Portanto, condomínio edilício é a união de unidades privadas juntamente com partes comuns, diferenciando-se, assim, do condomínio geral, no qual se tem unicamente o regime da propriedade comum restando ausente a propriedade individual.[96] 

E concordando com a crítica ao enunciado do artigo 1.331 do Código Civil e com o entendimento de que as partes individuais não se dissociam das comuns no condomínio edilício, segue entendimento de Nader[97]:

No condomínio edilício cada condômino possui a titularidade exclusiva de unidade, formada por apartamento, sala, loja, sobreloja ou garagem e exerce a copropriedade, ao lado dos demais consortes, sobre as partes comuns. A propriedade condominial se caracteriza, assim, pela duplicidade de domínio: um particular e outro comum. E um não pode existir sem o outro. Isto é, não é possível ser proprietário de unidade autônoma, sem o concomitante domínio de fração das partes comuns.

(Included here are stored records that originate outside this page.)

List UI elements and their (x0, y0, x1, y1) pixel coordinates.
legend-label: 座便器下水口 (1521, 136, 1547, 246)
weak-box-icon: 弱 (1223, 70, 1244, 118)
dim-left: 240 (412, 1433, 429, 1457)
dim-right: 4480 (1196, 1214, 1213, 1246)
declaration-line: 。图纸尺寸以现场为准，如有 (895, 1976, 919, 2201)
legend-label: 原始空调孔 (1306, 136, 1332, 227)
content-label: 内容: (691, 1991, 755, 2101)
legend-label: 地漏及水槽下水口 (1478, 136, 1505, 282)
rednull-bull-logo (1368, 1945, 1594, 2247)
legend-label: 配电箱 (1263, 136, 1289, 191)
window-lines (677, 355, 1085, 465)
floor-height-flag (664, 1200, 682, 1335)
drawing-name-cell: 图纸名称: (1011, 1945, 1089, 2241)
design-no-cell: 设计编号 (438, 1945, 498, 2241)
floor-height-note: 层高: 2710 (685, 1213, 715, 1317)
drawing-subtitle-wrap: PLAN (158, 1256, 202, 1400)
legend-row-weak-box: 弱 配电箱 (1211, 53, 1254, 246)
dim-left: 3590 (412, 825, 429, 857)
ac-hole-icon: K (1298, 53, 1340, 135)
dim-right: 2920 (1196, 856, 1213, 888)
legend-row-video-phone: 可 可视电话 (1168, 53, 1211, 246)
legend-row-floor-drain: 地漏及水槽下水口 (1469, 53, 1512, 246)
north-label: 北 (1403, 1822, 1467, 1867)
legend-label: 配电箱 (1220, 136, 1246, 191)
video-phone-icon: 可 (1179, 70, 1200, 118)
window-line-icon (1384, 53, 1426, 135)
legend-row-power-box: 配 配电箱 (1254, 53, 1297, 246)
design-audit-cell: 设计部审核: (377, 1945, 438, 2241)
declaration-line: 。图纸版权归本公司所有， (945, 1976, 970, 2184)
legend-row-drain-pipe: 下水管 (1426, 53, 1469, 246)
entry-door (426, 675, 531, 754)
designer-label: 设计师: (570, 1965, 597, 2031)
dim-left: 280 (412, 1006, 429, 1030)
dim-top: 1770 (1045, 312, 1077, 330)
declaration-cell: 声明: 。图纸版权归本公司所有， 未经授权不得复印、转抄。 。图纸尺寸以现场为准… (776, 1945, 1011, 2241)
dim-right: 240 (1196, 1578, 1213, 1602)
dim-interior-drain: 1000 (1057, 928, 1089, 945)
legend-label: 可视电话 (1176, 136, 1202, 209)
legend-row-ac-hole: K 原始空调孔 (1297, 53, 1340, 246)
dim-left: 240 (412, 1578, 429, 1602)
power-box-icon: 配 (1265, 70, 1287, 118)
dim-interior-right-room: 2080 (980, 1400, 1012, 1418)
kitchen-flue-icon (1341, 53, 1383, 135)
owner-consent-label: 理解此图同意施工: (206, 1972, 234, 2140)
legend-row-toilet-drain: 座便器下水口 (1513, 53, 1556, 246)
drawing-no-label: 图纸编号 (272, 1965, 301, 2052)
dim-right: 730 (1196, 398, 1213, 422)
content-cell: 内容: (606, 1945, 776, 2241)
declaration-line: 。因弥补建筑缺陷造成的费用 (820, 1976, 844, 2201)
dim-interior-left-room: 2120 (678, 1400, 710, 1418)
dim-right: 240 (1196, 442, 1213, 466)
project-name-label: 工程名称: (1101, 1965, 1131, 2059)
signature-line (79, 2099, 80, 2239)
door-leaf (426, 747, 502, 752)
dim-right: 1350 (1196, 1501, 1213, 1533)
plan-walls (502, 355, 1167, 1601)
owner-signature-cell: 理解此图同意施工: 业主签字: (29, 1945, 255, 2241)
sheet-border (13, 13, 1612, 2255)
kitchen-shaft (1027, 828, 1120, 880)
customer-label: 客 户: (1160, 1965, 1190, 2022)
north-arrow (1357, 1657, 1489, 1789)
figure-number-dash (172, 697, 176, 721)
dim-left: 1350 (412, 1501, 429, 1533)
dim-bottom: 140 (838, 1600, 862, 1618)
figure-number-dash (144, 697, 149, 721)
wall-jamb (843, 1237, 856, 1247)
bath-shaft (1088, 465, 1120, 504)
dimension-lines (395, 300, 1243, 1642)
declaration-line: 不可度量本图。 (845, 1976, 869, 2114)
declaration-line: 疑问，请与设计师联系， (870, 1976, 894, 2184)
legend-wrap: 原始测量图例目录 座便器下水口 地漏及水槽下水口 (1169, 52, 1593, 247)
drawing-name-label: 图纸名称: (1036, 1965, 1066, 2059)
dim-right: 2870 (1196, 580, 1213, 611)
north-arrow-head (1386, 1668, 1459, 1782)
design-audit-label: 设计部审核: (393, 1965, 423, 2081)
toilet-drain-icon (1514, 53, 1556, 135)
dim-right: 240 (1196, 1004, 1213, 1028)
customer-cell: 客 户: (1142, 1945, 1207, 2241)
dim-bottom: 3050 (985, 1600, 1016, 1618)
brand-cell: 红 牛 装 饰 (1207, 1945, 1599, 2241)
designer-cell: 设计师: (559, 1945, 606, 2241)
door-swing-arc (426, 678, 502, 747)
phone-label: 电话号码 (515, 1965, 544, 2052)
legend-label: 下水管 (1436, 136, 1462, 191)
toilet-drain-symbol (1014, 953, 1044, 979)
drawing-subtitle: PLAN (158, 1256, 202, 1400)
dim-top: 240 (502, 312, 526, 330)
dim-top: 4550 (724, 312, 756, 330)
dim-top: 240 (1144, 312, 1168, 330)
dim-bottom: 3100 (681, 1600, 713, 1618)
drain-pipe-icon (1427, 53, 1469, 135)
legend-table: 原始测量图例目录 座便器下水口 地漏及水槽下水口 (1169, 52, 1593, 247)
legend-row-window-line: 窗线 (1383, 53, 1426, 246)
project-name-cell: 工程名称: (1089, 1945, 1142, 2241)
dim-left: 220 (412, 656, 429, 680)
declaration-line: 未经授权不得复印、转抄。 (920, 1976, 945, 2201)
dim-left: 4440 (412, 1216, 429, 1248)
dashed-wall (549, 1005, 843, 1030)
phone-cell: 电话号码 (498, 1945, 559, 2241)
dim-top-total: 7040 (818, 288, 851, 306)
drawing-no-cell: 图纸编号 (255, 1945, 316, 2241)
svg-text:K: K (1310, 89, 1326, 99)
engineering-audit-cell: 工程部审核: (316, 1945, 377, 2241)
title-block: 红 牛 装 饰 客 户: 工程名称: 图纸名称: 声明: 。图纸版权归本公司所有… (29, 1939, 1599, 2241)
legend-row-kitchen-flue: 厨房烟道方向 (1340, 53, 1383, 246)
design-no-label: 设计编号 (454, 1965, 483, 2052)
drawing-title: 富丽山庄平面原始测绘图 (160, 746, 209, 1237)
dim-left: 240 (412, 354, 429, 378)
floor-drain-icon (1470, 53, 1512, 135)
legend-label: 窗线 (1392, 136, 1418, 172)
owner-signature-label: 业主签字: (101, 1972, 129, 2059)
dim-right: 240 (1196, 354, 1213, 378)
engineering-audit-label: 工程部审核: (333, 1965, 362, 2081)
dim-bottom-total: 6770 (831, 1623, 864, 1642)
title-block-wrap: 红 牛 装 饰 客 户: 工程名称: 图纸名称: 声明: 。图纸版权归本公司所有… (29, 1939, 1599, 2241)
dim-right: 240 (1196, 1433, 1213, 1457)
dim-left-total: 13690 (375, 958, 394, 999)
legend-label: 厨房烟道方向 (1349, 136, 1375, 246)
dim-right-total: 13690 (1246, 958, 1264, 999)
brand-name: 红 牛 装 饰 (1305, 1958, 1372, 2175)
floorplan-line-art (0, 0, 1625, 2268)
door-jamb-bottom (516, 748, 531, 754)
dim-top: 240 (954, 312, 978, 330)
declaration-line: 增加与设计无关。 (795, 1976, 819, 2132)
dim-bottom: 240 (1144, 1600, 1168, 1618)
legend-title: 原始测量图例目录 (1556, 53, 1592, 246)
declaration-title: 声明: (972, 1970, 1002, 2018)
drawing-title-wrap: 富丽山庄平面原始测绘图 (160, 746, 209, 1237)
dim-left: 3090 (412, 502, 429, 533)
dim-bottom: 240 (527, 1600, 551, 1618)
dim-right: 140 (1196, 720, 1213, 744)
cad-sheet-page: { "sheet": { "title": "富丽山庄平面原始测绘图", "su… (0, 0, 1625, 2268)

Nem o contrário

Entendido que o condomínio edilício é a fusão de unidades autônomas com partes comuns, tem-se a constituição de uma estrutura peculiar formada por uma série de regramentos que devem observar as questões privadas e as partes dos demais coproprietários, sendo necessária uma organização específica para esse tipo de direito.[98]

Portanto,     a     propriedade     horizontal,     para     Diniz[99],  é caracterizada “juridicamente pela justaposiç o de propriedades distintas e exclusivas ao lado do condomínio de partes do edifício, forçosamente comuns  CC, art. 1.331 ”. 

Conforme Franco e Gondo140 “Em suma,   a pluralidade de unidades privadas  e n o de propriet rios  que d  origem à propriedade horizontal”.

3.2 Organização do Condomínio Edilício, uso Nocivo da Propriedade e Principais Deveres dos Condôminos em Observância ao Direito de Vizinhança

Para adentrar o conteúdo específico deste trabalho, necessário conhecimento da organização do condomínio em edifícios, bem como a legislação que o sustenta. Para tanto, tem-se que o condomínio edilício, nomenclatura usada pelo Código Civil de 2002, institui-se e regula-se pela convenção de condomínio, bem como tem o regramento de condutas dos condôminos. O regimento interno serve para dar ordem à utilização dos bens comuns e a assembleia geral é órgão deliberativo para decisões de qualquer natureza, sendo, inclusive, utilizada para alterar a convenção condominial.

3.2.1 Convenção Condominial

Cumpre saber que o condomínio edilício é decorrente de três atos, sendo eles a instituição, a convenção de condomínio e o regimento interno. Para tanto, a instituição é ato inicial sendo a partir dela o nascimento do condomínio. Já a convenção de condomínio e o regimento interno são advindos de um condomínio já instituído e existente, tendo eles a função de disciplinar a existência e regular o bom funcionamento deste.[100]

Para tanto, segue concepção de Diniz[101] acerca da instituição do condomínio edilício disciplinada pelo Código Civil:

Pelo novo diploma, ter-se-á a instituição do condomínio edilício por ato inter vivos ou causa mortis, registrado no Cartório Imobiliário (Lei n. 6.015/73, art. 167, I n. 17), que contenha: a) a discriminação e individualização das unidades de propriedade exclusiva, estremadas umas das outras e das partes comuns; b) a determinação da fração ideal atribuída a cada unidade, relativamente ao terreno e partes comuns; e c) o fim a que as unidades se destinam, seja ele residencial e/ou comercial, evitando, com isso, desvio de uso. (grifo do autor).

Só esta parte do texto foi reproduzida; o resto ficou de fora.